BMW X5 – 2007 Review: At first look, the BMW X5 looks like pretty much any other crossover. When you sit in the driver’s seat, you’re surrounded by a combination of luxury and truckness. You feel the overall heft of the vehicle as you cruise down the street. But something peculiar happens when you take it onto a twisty mountain road: It does not drive anything like a big crossover. The 5 Series underpinnings haven’t been outweighed by the taller cabin and cargo space. Indeed, the X5 has both the power and the handling to make you think sport, not utility.
What We Drove
It’s a good thing that the X5 drives so well or else this one would be the Ultimate Option Machine. While the crossover starts at $55,225, including $775 destination charge, our test vehicle came with a whopping $22,195 – a MINI Cooper’s worth – of options. Among them were Active Ventilated Seats, Premium Package, Premium Sound, Rear Climate, Sport Package, Technology Package, third-row seats, Rear Seat Entertainment, Active Steering and Comfort Access System, which is BMW’s ultra-fancy remote control. Many of these packages included less-than critical items, but they also included features that made the X5 more comfortable and perform better.

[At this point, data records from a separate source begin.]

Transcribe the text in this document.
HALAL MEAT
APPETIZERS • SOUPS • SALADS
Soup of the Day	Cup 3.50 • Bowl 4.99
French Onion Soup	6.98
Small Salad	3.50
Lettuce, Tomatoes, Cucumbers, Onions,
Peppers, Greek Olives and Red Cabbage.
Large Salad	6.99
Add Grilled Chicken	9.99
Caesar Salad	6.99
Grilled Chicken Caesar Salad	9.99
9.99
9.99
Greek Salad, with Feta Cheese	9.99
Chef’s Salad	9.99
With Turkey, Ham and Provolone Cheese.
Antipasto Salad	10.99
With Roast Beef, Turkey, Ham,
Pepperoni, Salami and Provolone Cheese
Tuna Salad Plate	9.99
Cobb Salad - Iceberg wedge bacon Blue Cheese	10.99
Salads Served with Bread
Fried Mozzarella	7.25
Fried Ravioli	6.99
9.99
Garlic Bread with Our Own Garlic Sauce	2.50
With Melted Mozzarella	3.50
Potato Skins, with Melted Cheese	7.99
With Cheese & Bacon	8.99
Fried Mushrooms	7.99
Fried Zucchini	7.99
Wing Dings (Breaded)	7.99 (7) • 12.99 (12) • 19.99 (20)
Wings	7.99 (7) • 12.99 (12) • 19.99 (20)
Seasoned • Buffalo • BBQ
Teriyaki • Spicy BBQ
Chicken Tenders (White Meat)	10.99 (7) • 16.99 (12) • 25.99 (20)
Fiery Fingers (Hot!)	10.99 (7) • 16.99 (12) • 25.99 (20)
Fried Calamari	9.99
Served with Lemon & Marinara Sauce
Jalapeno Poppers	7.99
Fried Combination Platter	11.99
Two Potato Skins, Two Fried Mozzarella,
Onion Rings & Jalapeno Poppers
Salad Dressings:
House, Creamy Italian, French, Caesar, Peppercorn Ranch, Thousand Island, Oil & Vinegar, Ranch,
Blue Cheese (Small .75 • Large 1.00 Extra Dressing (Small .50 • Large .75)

BMW’s 4.8-liter V-8 accelerates well in full auto and even more aggressively in manual mode. The 350 horsepower and 350 lb.-ft. of torque made short work of passing other vehicles. The smooth power band and throaty sound make for an entertaining drive. The six-speed automatic has three modes: D, in which it does all the shifting; DS, which shifts at higher engine speeds; and M for manual shift, although it will automatically upshift when close to redline. Manual mode allowed for spirited driving on mountain roads, and DS mode kept the transmission from hunting on climbs.